Published: 2025-07-17 09:24:08 | Views: 7
Good morning. Chief whips tends to be quite secretive, and when four Labour MPs had the whip suspended yesterday, there was no detailed, public explanation as to why they were being punished for rebelling when so many other backbenchers, who have also voted against the party, have not been singled out. As Eleni Courea and Jessica Elgot report in our overnight story, we were just told they were regular rebels.
But the best explanation came from the Labour party source who told Geri Scott from the Times that the four MPs – Rachael Maskell, Neil Duncan-Jordan, Brian Leishman and Chris Hinchliff – were being punished for “persistent knobheadery”.
This is problematic because, if “persistent knobheadery” is a crime, then some of the greatest parliamentarians of all time were also guilty of it. Winston Churchill is regarded as the greatest war leader of all time, but he twice switched parties and, in the 1930, when he was leading a lonely fight against his party and over self-government for India and appeasement, “knobhead” would have been one of the politer things colleagues would have said about him. The same is true of Aneurin Bevan during the second world war, and again in the 1950s. And Enoch Powell, and Tony Benn, and Jeremy Corbyn – and many others.
The four MPs disciplined yesterday are not necessarily in the same category as most of these figures, but some Labour MPs are unhappy at the precedent that has been set.
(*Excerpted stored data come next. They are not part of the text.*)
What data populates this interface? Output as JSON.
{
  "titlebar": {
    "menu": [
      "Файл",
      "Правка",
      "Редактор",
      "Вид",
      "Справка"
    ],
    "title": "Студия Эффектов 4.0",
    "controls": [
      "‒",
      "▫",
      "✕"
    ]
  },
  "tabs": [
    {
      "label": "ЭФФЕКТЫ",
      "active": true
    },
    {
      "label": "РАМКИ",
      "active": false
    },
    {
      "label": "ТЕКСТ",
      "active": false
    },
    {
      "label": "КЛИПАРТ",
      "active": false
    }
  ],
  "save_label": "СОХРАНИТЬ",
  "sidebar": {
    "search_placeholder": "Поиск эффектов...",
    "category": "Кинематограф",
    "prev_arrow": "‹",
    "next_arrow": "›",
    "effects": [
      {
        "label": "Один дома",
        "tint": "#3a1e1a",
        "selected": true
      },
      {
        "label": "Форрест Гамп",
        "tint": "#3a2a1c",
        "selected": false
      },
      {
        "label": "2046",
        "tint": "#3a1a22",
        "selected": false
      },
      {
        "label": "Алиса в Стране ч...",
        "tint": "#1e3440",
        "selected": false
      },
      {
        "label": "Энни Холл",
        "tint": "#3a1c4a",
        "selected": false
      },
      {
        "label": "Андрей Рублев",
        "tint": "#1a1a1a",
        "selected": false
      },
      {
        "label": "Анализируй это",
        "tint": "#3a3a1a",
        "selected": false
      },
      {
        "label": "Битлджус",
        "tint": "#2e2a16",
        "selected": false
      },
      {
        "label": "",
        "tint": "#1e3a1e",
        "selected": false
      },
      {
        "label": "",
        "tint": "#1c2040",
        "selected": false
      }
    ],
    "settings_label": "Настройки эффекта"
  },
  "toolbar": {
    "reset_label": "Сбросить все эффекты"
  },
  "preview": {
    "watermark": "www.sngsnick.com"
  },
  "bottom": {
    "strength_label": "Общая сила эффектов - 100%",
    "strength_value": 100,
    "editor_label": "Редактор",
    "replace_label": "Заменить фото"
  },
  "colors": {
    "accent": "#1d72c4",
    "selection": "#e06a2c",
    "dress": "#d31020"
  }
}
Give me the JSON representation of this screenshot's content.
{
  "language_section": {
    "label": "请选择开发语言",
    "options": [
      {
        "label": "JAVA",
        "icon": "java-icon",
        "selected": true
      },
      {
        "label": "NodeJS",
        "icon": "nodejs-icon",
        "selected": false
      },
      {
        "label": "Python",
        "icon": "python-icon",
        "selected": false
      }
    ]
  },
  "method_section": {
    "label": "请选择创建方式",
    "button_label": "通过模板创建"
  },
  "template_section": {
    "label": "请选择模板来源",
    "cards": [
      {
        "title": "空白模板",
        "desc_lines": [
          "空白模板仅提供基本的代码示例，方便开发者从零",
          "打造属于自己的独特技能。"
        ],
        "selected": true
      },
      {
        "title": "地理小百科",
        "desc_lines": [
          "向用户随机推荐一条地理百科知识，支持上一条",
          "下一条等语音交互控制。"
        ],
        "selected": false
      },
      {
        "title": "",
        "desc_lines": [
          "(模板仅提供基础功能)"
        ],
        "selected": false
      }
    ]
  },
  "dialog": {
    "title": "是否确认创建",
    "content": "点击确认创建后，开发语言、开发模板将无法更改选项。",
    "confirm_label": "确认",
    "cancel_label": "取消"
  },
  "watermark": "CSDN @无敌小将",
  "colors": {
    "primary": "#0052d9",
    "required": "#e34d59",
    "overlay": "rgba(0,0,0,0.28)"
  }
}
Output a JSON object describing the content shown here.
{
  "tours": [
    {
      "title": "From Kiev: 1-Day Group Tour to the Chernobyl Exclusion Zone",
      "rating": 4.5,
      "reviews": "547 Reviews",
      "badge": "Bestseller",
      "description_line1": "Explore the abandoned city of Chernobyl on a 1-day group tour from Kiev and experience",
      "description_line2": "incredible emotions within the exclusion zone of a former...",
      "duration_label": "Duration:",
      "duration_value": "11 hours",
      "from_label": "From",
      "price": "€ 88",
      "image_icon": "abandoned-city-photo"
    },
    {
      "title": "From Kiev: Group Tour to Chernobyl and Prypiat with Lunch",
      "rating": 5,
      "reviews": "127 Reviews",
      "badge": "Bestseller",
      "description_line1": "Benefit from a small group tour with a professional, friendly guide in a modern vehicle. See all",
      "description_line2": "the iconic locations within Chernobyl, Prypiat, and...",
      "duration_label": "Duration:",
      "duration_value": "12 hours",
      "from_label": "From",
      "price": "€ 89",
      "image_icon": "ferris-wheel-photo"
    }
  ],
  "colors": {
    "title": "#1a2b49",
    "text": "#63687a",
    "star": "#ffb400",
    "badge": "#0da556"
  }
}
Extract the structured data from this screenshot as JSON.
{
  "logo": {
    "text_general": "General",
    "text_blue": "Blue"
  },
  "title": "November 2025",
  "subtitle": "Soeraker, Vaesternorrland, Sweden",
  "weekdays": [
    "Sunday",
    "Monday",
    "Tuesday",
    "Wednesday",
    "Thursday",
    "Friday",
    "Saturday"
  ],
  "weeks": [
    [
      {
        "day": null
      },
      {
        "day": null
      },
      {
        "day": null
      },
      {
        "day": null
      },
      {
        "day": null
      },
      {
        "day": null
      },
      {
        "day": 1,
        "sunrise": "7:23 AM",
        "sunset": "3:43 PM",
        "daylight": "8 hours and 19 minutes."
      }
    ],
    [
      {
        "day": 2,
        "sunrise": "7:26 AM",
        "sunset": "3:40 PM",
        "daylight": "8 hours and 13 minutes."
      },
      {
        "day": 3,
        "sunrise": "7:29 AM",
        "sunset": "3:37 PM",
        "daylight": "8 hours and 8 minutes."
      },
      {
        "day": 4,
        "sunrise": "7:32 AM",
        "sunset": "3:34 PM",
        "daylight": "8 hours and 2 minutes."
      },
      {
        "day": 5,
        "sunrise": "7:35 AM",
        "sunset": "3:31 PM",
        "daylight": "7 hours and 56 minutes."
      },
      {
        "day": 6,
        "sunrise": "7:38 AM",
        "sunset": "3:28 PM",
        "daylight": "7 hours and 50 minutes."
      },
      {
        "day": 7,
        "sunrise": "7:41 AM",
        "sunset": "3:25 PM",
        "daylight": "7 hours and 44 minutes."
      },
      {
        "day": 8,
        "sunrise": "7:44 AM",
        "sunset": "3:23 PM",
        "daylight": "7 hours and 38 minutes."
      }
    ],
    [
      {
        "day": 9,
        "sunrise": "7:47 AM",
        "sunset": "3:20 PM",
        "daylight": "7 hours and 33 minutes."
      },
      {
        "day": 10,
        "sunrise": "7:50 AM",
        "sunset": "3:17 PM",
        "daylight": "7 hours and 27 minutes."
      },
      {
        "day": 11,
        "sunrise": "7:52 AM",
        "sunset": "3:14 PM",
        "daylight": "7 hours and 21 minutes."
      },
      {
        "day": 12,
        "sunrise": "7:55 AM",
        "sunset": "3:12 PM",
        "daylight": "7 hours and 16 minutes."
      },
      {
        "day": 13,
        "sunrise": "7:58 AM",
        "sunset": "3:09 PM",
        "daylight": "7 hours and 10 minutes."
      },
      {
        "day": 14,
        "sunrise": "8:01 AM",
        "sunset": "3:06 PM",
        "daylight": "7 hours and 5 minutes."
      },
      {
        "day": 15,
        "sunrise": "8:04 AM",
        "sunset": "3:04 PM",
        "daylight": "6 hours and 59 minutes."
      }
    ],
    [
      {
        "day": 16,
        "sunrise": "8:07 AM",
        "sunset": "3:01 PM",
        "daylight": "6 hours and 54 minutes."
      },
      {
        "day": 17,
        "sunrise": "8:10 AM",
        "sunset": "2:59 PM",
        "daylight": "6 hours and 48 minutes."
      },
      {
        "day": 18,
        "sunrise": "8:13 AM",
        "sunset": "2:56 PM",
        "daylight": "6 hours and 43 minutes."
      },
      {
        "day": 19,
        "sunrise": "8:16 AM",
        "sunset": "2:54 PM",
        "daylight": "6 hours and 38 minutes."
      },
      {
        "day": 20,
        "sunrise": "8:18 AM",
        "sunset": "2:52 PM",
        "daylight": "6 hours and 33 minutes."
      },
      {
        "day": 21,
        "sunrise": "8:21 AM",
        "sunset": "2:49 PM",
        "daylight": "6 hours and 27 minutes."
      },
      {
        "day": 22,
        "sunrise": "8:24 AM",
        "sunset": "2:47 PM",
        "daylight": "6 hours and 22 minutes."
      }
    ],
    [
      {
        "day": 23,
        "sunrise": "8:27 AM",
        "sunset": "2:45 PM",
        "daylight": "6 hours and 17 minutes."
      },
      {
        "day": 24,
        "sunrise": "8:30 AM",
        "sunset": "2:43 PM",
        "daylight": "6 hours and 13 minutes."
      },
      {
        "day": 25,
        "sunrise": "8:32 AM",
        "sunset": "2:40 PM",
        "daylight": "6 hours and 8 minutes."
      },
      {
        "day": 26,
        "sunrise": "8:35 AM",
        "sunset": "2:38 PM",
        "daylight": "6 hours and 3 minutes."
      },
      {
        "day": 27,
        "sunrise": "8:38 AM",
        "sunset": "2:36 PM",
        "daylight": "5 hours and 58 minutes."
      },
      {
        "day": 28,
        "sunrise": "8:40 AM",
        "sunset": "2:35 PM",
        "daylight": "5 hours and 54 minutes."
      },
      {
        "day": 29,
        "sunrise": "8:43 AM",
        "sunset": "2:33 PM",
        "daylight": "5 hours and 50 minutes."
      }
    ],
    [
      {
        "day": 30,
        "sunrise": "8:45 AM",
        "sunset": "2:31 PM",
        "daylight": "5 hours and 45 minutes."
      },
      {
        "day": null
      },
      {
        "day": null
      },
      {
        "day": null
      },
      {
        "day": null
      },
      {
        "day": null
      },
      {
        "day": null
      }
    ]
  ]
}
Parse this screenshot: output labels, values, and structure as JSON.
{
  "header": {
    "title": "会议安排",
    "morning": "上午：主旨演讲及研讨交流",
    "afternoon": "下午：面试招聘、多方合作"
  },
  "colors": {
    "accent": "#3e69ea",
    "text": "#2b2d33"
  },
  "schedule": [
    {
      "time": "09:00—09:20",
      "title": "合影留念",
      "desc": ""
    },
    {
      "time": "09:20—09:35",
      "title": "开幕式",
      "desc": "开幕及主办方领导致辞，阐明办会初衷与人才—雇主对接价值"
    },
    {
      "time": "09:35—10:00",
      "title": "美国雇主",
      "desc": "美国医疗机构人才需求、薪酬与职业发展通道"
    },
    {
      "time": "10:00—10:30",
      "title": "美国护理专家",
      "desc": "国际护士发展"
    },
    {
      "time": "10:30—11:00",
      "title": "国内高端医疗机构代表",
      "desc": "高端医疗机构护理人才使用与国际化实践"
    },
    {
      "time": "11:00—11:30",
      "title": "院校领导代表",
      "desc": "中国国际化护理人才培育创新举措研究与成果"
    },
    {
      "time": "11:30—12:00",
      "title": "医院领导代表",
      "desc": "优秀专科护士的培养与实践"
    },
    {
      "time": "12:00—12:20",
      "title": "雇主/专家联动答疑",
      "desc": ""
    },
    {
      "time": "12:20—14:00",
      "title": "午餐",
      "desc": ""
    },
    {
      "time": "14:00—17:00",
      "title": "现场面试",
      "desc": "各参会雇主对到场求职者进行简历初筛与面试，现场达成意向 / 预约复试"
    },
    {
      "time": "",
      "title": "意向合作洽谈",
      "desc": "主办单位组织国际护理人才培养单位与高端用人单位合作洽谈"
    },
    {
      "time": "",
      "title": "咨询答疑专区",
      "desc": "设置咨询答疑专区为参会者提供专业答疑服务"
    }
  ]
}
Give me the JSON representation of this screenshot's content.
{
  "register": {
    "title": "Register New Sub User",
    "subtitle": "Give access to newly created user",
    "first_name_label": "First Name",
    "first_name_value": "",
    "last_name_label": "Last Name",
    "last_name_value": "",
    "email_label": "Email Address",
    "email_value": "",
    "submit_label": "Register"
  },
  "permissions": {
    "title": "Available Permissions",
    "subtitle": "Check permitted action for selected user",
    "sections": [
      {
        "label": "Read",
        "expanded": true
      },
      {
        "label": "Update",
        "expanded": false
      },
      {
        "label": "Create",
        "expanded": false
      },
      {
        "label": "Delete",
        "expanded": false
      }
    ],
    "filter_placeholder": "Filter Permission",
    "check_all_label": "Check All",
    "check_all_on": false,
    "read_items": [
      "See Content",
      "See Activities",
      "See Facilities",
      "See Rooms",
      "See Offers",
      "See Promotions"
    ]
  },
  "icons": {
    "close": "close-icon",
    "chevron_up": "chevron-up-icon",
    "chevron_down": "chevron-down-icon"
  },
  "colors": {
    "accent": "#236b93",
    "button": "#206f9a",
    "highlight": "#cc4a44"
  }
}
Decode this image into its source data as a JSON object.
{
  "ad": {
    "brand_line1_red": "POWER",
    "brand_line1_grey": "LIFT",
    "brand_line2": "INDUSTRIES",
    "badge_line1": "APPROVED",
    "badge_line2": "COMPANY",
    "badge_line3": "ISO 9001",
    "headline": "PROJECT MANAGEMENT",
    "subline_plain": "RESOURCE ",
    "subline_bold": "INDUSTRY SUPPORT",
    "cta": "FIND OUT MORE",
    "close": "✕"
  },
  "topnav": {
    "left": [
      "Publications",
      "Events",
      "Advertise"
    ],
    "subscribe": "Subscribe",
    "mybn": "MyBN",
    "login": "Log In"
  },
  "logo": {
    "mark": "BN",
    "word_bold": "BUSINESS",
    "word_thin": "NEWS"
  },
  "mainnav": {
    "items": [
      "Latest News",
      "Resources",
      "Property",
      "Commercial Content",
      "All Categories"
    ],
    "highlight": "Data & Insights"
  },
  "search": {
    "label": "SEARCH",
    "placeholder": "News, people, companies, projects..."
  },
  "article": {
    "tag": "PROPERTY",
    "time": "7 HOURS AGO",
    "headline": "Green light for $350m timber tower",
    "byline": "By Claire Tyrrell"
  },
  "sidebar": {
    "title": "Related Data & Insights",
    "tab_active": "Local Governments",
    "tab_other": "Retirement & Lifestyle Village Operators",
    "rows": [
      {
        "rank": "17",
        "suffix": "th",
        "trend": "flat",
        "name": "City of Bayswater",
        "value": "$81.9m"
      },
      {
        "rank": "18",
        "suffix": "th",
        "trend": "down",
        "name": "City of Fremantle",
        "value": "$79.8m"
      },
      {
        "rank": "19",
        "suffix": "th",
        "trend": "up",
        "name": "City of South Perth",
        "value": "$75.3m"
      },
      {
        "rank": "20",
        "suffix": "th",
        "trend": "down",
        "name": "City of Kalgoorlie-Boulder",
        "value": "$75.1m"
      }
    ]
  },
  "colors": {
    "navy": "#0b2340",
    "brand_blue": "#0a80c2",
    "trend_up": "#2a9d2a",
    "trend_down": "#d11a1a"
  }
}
Jess Phillips, the minister for safeguarding, has been doing interviews this morning. She was meant to be talking about measures announced today that the Home Office says will mean “more women and children will be better protected from domestic abuse through the direct targeting of perpetrators”, but inevitably she ended up defending the decision taken yesterday.
All four MPs suspended voted against the government’s welfare bill, even after the government announced two sets of major concessions, and one of them, Rachael Maskell, ended up leading the opposition on the day of the final vote. But Phillips claimed the four were not being punished for their opposition to the cuts in sickness and disability benefits. She told the Today programme:
I don’t think that the discipline that has been meted out over the last 24 hours is linked to [the welfare bill] because many more people voted against the government than these four people.
But when asked why they were being disciplined, Phillips claimed not to know the full story. Asked what the reasons were for the MPs being suspended, she replied:
I actually don’t know because I’m not part of the disciplining team.
But “a level of persistence” was probably a factor, she said.
And she said discipline was important.
The reality is there has to be an element of discipline, otherwise, you end up not being able to govern.
Here is the agenda for the day.
10.30am: Keir Starmer is due to launch a Civil Society Covenant at an event in London.
11.30am: Downing Street holds a lobby briefing.
Lunchtime: Starmer welcomes Friedrich Merz, the German chancellor, to Downing Street.
Afternoon: Starmer and Merz visit a factory in Hertfordshire, where they will speak to the media.
Around 4pm: Wes Streeting, health secretary, holds a meeting with the BMA’s resident doctors committee.